Après « Reality », « Ce ne andiamo… » et « Il cielo non è un fondale », Daria Deflorian et Antonio Tagliarini continuent de se confronter à la représentation du mal-être avec un spectacle inspiré de « Désert rouge », d’Antonioni, porteur d’une mélancolie douce.
Il y a dans le travail du duo italien la volonté sans cesse régénérée de se confronter à la béance laissée par notre rapport au réel. Cette déchirure oscille entre la part intime et la part sociale ; elle s’interroge, abruptement, sur le rôle des forces de l’intérieur et notre propre capacité morbide à dramatiser, malgré nous, nos existences, ou de celles qui viennent nous compresser depuis l’extérieur, qu’elles soient politiques, sociales ou économiques, sans que l’on sache bien démêler les unes des autres. C’est ce même mouvement dialectique qui anime « Désert rouge », représentant la sidération neurasthénique de son héroïne, et l’on comprend que ce jeu de résonances ait été le point de départ de « Quasi niente ». Dans le film, la Giuliana campée par Monica Vitti avec son austérité habituelle déambule dans une réalité à la fois d’une concrétude moderne implacable – les vastes étendues industrielles mortifères de la banlieue de Ravenne – et en même temps d’une abstraction tout aussi effrayante, nimbée d’une brume et d’un jeu de couleurs surnaturel, traduit ici par une immense toile translucide tendue en fond de scène, qui se teinte par moments de ce vert abyssal si caractéristique de la pellicule antonionienne…
Pas plus que dans le très décousu « Il cielo non è un fondale » on ne trouvera ici de fil narratif, comme le déplore avec ironie l’une des comédiennes.
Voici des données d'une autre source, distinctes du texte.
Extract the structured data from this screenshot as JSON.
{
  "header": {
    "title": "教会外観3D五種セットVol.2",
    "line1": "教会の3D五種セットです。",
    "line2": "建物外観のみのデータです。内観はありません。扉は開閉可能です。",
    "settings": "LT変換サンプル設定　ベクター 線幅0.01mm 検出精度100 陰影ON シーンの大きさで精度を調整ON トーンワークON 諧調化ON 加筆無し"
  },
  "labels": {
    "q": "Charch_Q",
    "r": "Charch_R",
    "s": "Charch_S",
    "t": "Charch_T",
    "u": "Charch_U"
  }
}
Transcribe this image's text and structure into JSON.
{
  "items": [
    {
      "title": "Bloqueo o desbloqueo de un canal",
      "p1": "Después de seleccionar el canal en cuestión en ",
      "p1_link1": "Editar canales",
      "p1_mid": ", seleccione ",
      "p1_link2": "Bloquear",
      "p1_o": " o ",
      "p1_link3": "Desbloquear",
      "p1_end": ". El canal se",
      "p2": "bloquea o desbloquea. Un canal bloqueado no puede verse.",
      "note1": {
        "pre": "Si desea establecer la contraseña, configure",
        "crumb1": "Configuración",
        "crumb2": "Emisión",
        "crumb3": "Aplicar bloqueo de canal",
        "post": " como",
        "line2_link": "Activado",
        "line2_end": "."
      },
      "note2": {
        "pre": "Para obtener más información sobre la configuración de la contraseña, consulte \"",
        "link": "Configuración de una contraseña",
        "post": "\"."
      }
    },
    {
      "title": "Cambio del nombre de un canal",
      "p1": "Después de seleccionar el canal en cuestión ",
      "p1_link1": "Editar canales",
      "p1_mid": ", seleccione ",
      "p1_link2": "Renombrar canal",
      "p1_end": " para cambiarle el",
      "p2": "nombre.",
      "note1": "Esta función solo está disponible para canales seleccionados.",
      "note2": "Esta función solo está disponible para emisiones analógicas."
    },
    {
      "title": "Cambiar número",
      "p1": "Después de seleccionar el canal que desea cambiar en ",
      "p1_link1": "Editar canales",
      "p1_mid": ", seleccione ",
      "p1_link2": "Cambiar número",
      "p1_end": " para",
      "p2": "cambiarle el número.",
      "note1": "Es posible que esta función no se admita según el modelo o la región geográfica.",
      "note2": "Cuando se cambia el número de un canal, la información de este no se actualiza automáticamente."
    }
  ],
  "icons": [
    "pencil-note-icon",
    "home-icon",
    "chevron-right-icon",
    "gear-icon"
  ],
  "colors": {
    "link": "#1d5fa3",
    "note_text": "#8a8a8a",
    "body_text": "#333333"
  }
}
C’est un travail de la voix, de l’intime, de l’acteur. Les trois femmes, autant d’incarnations de Giuliana à des âges différents, et les deux hommes – cinq acteurs impeccables d’une sobriété et d’une justesse minutieuses – déballent leurs névroses dans cette séance de psychanalyse en public, ces confessions dans les flots desquelles s’abandonne – ou se noie – le spectateur… Perdus dans leurs atermoiements intérieurs, ils se raccrochent tant bien que mal à une réalité fragmentaire, matérialisée sur le plateau, au milieu d’une scénographie minimaliste, par trois ou quatre meubles qui leur servent de points d’ancrage éphémères, des souvenirs auxquels ils se raccrochent tant bien que mal. « Il y a quelque chose de terrible dans la réalité et je ne sais pas ce que c’est » : si la sentence clé de « Désert rouge » est représentée dans toute sa froideur dépressive, elle n’y est toutefois pas confinée, car il y a toujours chez Deflorian et Tagliarini la lueur d’un salut possible. Ce salut intervient grâce aux brèches lumineuses créées par l’humour des incursions métathéâtrales et la légèreté salvatrice des chansons de Francesca Cuttica ponctuant le spectacle ; mais il tient surtout à l’essence même du théâtre et au pouvoir rédempteur de sa parole. Ce « pas tout à fait rien », germé dans nos âmes au plus profond de cette prison de fer noir qui nous semble, parfois, être notre habitat familier, est l’embryon de toutes les transfigurations.